カンボジアからラオスへの国境越えは情報がない分、手ごわそうだ。
しかし、国境越えのキーとなる地点がストゥントレンだということが分かっただけでも助かった。
そこでストゥントレンについて調べてみる。
幸いこの街の周辺はポルポト派の残存勢力がいるわけでもなさそうだ。治安が悪い場所というわけでもないらしい。単に知られていないだけのようだ。
ならば、行ける。
そう判断すると、さっそくラオス大使館へビザを取りに行く事にした。
ラオス大使館はサダゲストハウスから少し離れた場所にあるが、歩いていけない場所ではない。

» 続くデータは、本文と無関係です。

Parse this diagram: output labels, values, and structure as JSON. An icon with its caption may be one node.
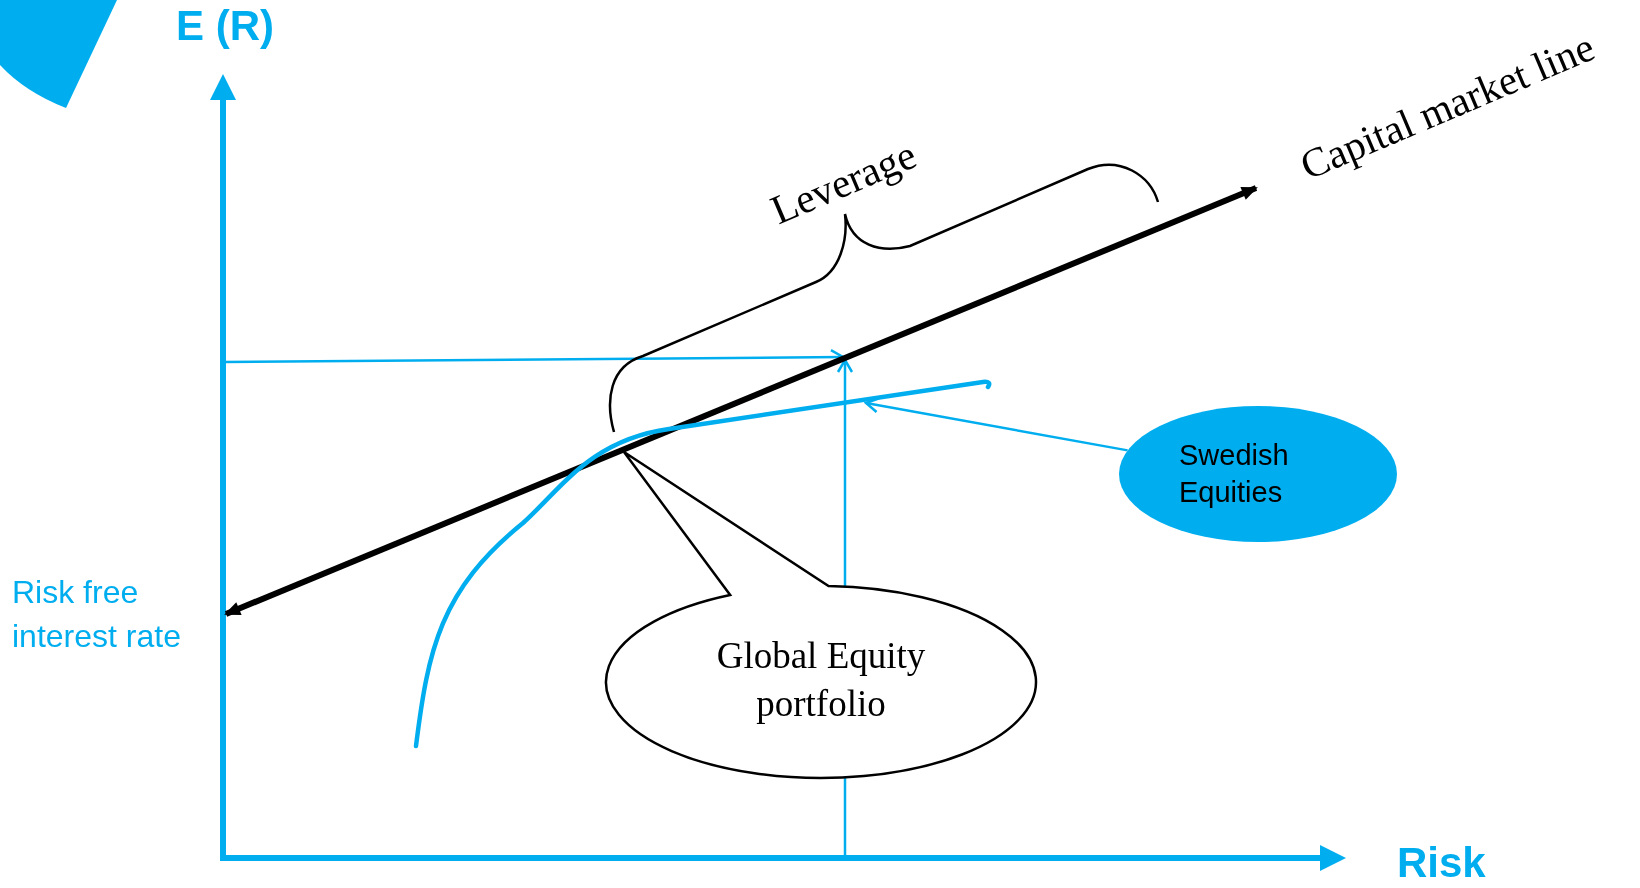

サダでもビザ手続きの代行をしてくれていたが、手続きは自分でやった方が面白い。
強い日差しの中、ダラダラと汗を流しながら街を歩き続ける。
しばらく歩くとラオス大使館が見えてきた。しかし扉は閉まっている。休憩なのだろうか?
開館時間と自分の時計を見比べてみると、午後の開館時間まであと一時間ある。ちょうど昼休みに来てしまったらしい。
一時間という時間。
それは戻るにも待つにも中途半端な時間だ。
「何で昼過ぎてるのに閉まってるんだ!」
そう怒りたくもなるが、大使館の性質上そんなのは特別珍しい事ではなく、ただ単に開館時間を調べないで来てしまった自分に落ち度があっただけのことだ。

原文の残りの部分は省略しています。